Kooperation mit Stefan Lichtenthaler, DZNE
Identifizierung neuer Substrate der Intramembranproteasen
Für die Identifizierung neuer Substrate der Intramembranproteasen und der Bestimmung von Schnittstellen in Substraten arbeitet der Lehrstuhl für Biochemie und Molekularbiologie eng mit dem Lehrstuhl für Neuroproteomik am Deutschen Zentrum für Neurodegenerative Erkrankungen, DZNE, und an der TU München zusammen.
Mit Hilfe moderner massenspektrometrischer Analyse-Methoden ist es uns gemeinsam gelungen, das Spektrum bekannter Substrate sowohl für die SPPL3-Protease als auch für die SPPL2c-Protease signifikant zu erweitern.
Originalpublikationen zu dieser Studie
Papadopoulou Alkmini A, Müller Stephan A, Mentrup Torben, Shmueli Merav D, Niemeyer Johannes, Haug‐Kröper Martina, von Blume Julia, Mayerhofer Artur, Feederle Regina, Schröder Bernd, Lichtenthaler Stefan F, Fluhrer Regina. Signal peptide peptidase‐like 2c (SPPL2c) impairs vesicular transport and cleavage of SNARE proteins. EMBO reports 2019;20(3):e46451.
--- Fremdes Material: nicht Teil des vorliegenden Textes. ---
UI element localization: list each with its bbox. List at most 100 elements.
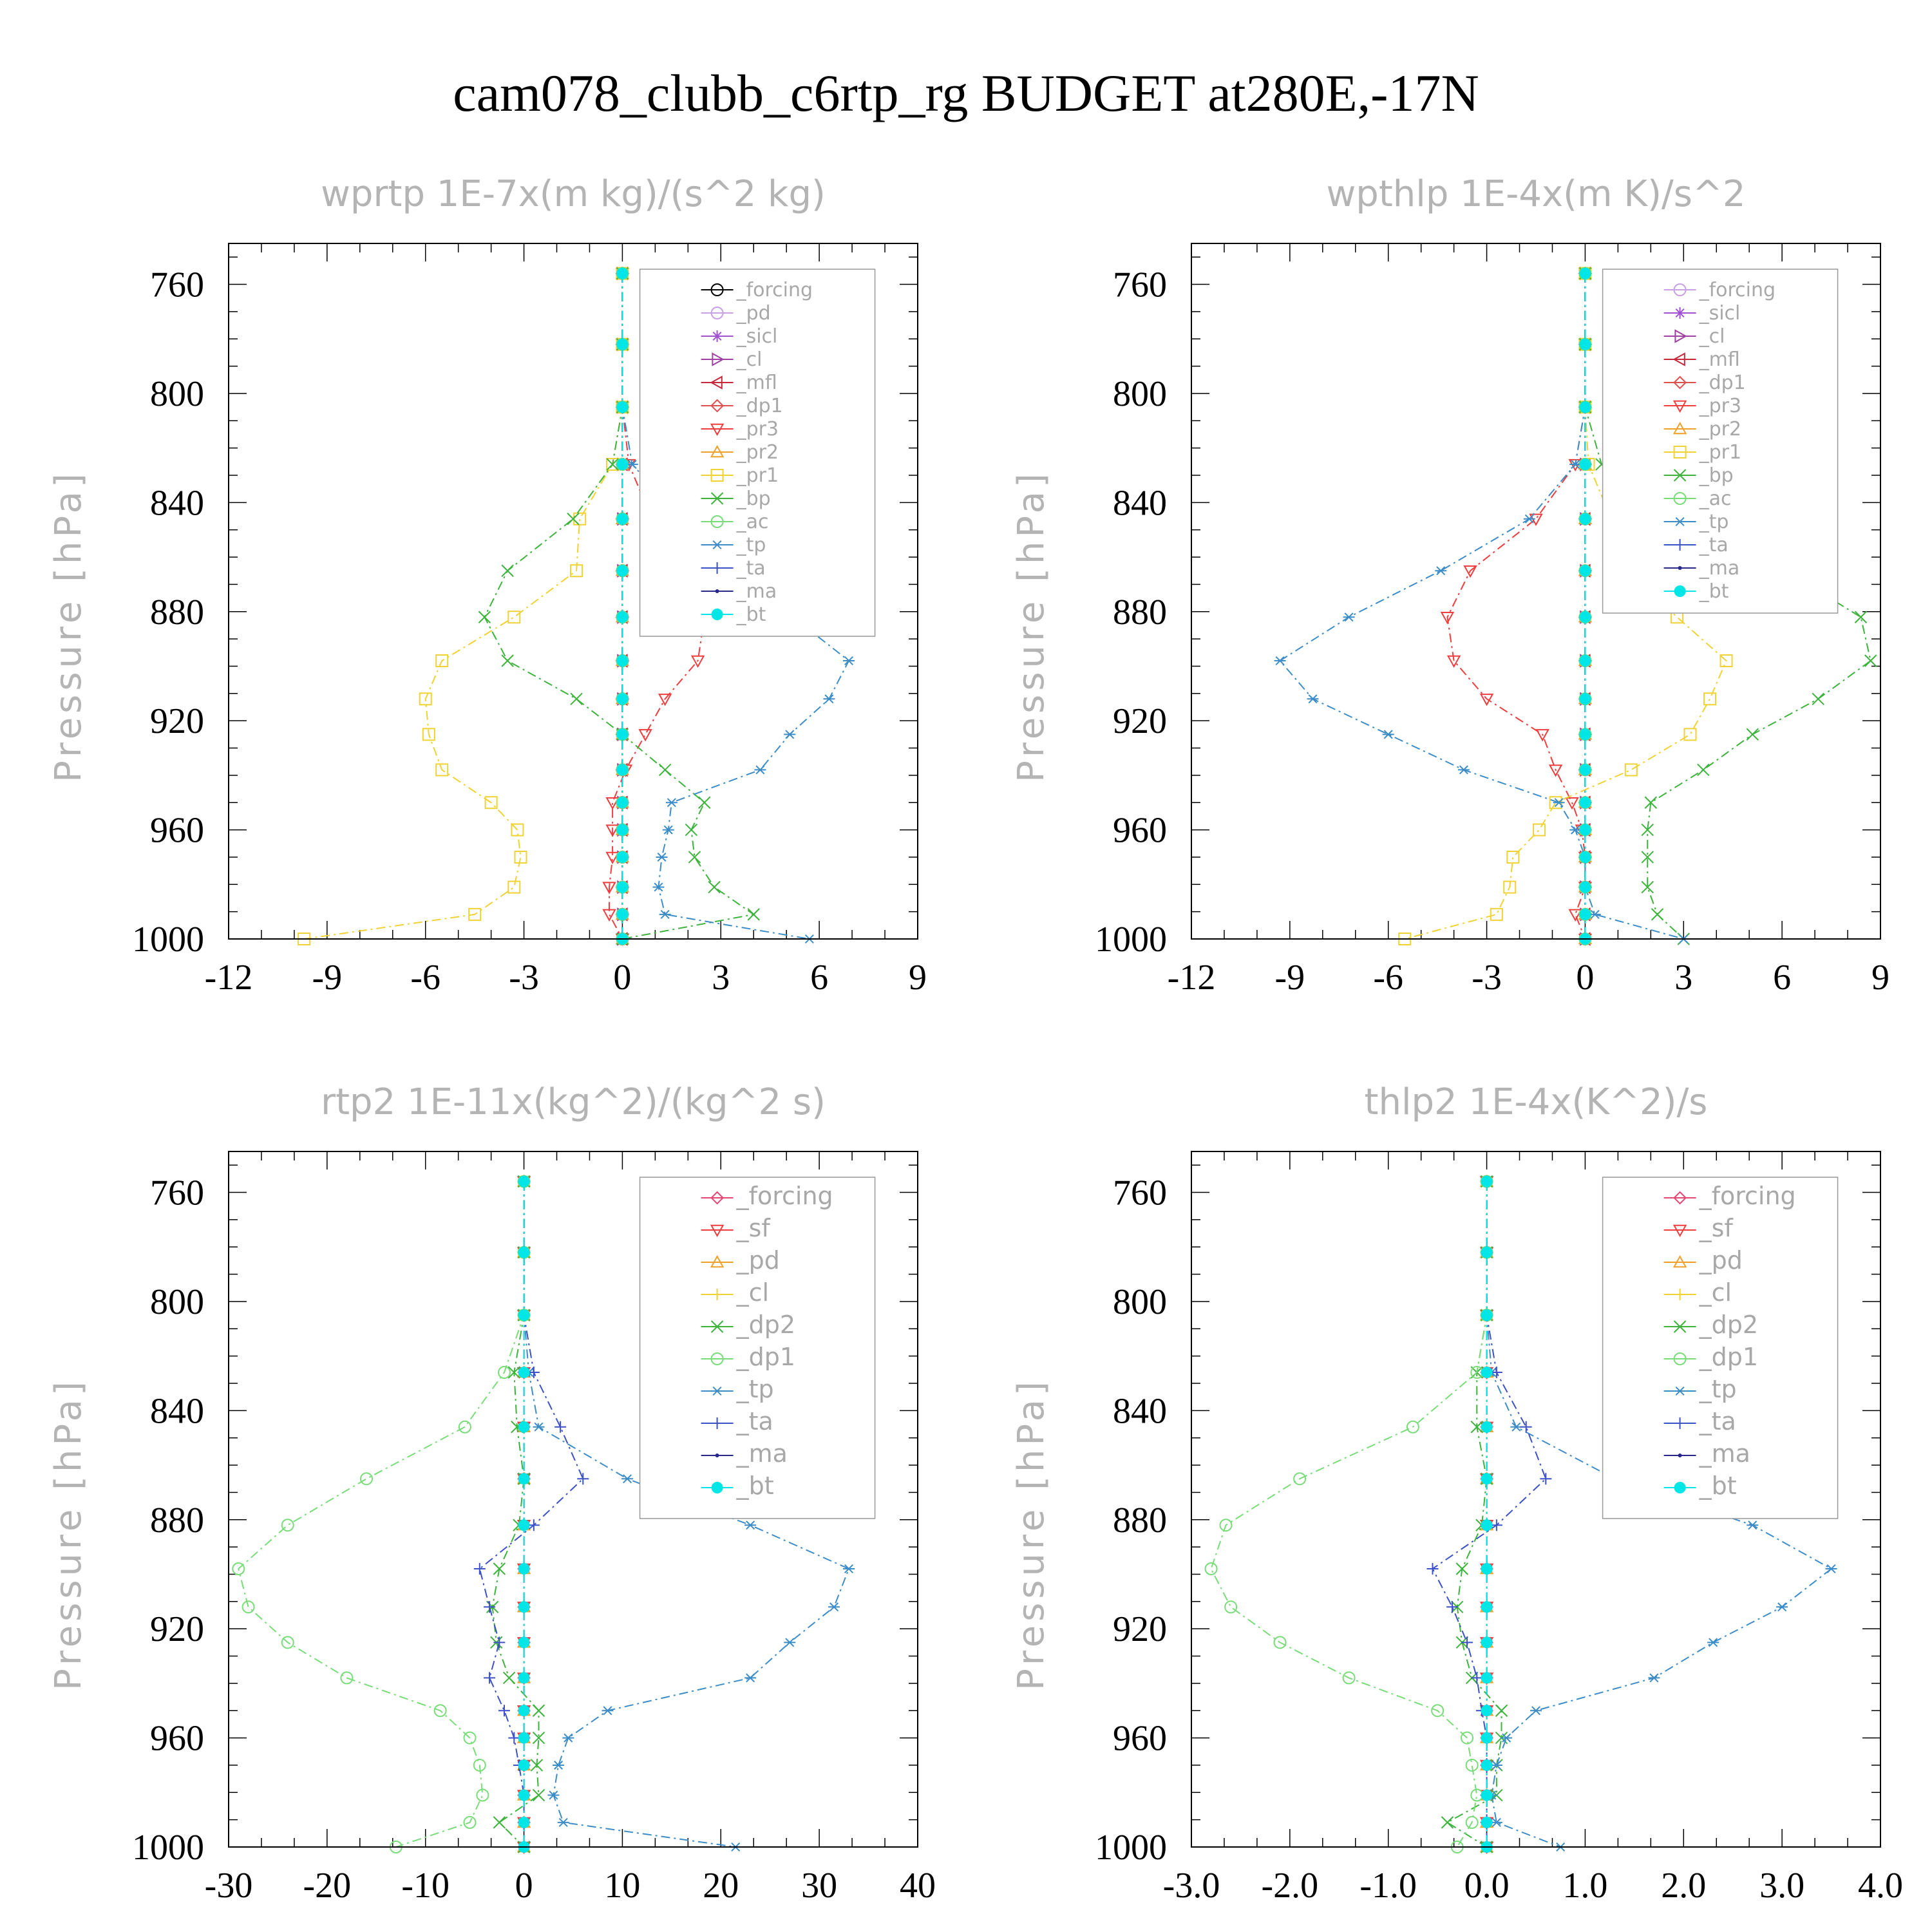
x-tick-label: -1.0 — [1359, 1866, 1417, 1906]
data-point — [1579, 728, 1591, 741]
data-point — [616, 338, 629, 350]
x-tick-label: -3.0 — [1163, 1866, 1220, 1906]
legend-marker — [1674, 1417, 1686, 1429]
data-point — [518, 1759, 530, 1771]
x-tick-label: 0 — [515, 1866, 533, 1906]
data-point — [530, 1759, 544, 1772]
data-point — [1481, 1601, 1493, 1613]
data-point — [659, 909, 671, 919]
x-tick-label: -3 — [1472, 958, 1502, 998]
legend-label: _ma — [736, 580, 777, 603]
legend-marker — [711, 1482, 723, 1493]
data-point — [1644, 796, 1658, 809]
y-tick-label: 920 — [150, 1609, 204, 1649]
data-point — [744, 1520, 757, 1530]
data-point — [242, 1600, 255, 1614]
data-point — [1481, 1816, 1493, 1828]
legend-marker — [710, 1255, 724, 1268]
y-tick-label: 960 — [1113, 1719, 1167, 1759]
panel-2: wpthlp 1E-4x(m K)/s^2 Pressure [hPa] -12 -9… — [1010, 173, 1889, 998]
data-point — [1481, 1367, 1493, 1379]
y-tick-label: 760 — [150, 265, 204, 305]
data-point — [1641, 880, 1654, 894]
data-point — [1651, 908, 1664, 921]
data-point — [1481, 1759, 1493, 1771]
legend: _forcing _sf _pd _cl _dp2 _dp1 _tp _ta _ma _bt — [639, 1177, 876, 1519]
legend-box — [639, 269, 876, 637]
data-point — [1307, 694, 1319, 704]
x-tick-label: 9 — [1871, 958, 1889, 998]
data-point — [1683, 728, 1697, 741]
y-tick-label: 1000 — [1095, 1828, 1167, 1868]
y-tick-label: 1000 — [132, 1828, 204, 1868]
plot-frame — [1191, 1151, 1881, 1848]
legend-label: _ta — [736, 1407, 773, 1435]
data-point — [662, 825, 674, 835]
data-point — [1707, 1638, 1719, 1647]
data-point — [518, 1175, 530, 1188]
legend-label: _tp — [1699, 511, 1729, 533]
legend-marker — [1673, 1352, 1687, 1365]
data-point — [1481, 1563, 1493, 1575]
legend-label: _dp1 — [736, 395, 783, 417]
data-point — [1648, 1673, 1660, 1683]
data-point — [1495, 1704, 1508, 1717]
legend-marker — [710, 375, 723, 390]
data-point — [1719, 654, 1733, 667]
data-point — [784, 1638, 796, 1647]
y-tick-label: 880 — [1113, 1501, 1167, 1540]
data-point — [570, 564, 583, 578]
legend-marker — [1672, 400, 1687, 413]
y-axis-label: Pressure [hPa] — [1010, 469, 1052, 782]
legend: _forcing_sicl_cl_mfl_dp1_pr3_pr2_pr1_bp_… — [1602, 269, 1839, 614]
data-point — [1490, 1817, 1502, 1827]
data-point — [562, 1733, 574, 1743]
x-tick-label: 6 — [1773, 958, 1791, 998]
data-point — [1523, 514, 1535, 524]
data-point — [1540, 1473, 1552, 1485]
data-point — [554, 1421, 567, 1433]
data-point — [1565, 797, 1579, 810]
x-tick-label: 3 — [1674, 958, 1692, 998]
legend-marker — [1674, 516, 1686, 527]
legend-marker — [1674, 307, 1686, 319]
legend-label: _cl — [736, 1278, 769, 1307]
data-point — [1481, 1732, 1493, 1744]
data-point — [1624, 763, 1638, 777]
data-point — [1825, 1564, 1837, 1574]
series-line — [491, 1181, 540, 1848]
legend-label: _ac — [736, 511, 769, 533]
x-tick-label: 0 — [1576, 958, 1594, 998]
x-tick-label: -6 — [1373, 958, 1403, 998]
data-point — [658, 694, 672, 706]
y-tick-label: 840 — [1113, 483, 1167, 523]
x-tick-label: 40 — [900, 1866, 936, 1906]
y-tick-label: 800 — [150, 374, 204, 414]
data-point — [518, 1309, 530, 1321]
legend-box — [1602, 269, 1839, 614]
y-tick-label: 760 — [1113, 265, 1167, 305]
data-point — [533, 1422, 545, 1432]
legend-label: _pr2 — [736, 441, 779, 464]
series-ta — [473, 1175, 589, 1853]
data-point — [422, 728, 435, 741]
data-point — [1440, 612, 1455, 625]
data-point — [616, 851, 629, 863]
data-point — [601, 1706, 614, 1716]
data-point — [690, 655, 705, 668]
data-point — [1382, 730, 1394, 739]
legend-marker — [710, 423, 724, 437]
legend-label: _bt — [1699, 580, 1729, 603]
legend-marker — [710, 1352, 724, 1365]
y-tick-label: 880 — [150, 1501, 204, 1540]
data-point — [518, 1563, 530, 1575]
data-point — [476, 1788, 489, 1802]
data-point — [518, 1246, 530, 1258]
legend-label: _forcing — [736, 1182, 833, 1210]
legend-marker — [711, 1289, 723, 1300]
data-point — [1641, 851, 1654, 864]
data-point — [518, 1732, 530, 1744]
y-axis-label: Pressure [hPa] — [1010, 1378, 1052, 1690]
legend-marker — [711, 609, 723, 620]
legend-label: _forcing — [1699, 1182, 1796, 1210]
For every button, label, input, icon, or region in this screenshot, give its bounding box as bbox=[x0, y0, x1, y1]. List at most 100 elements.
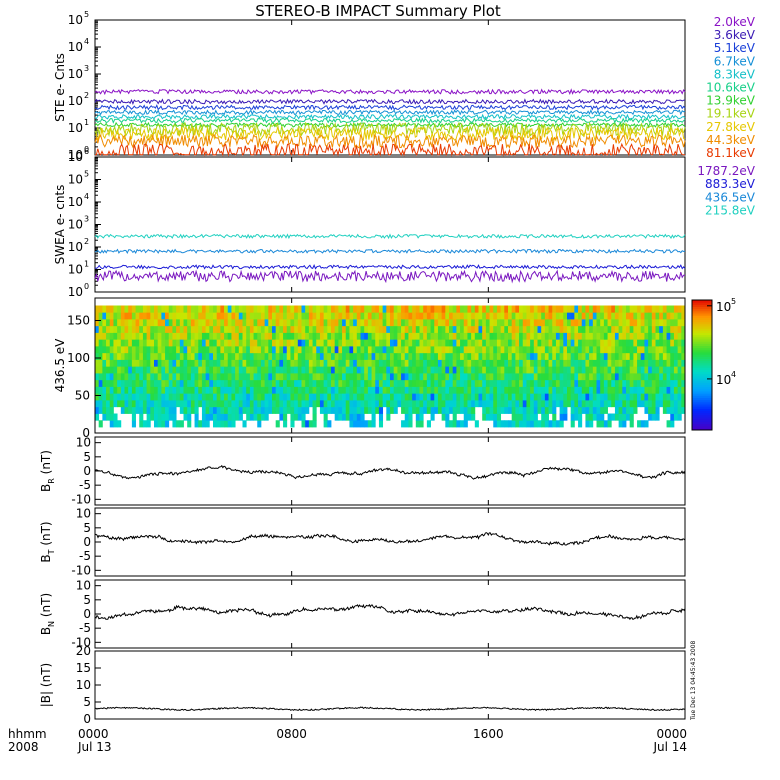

Kuhn Peer-Hendrik, Voss Matthias, Haug-Kröper Martina, Schröder Bernd, Schepers Ute, Bräse Stefan, Haass Christian, Lichtenthaler Stefan F., Fluhrer Regina. Secretome analysis identifies novel signal peptide peptidase-like 3 (Sppl3) substrates and reveals a role of Sppl3 in multiple Golgi glycosylation pathways. Molecular & Cellular Proteomics 2015;14(6):1584-1598.
Künftige Kooperationsprojekte werden sich unter anderem mit der Identifikation neuer Substrate für die SPPL2a und die SPPL2b Protease beschäftigen.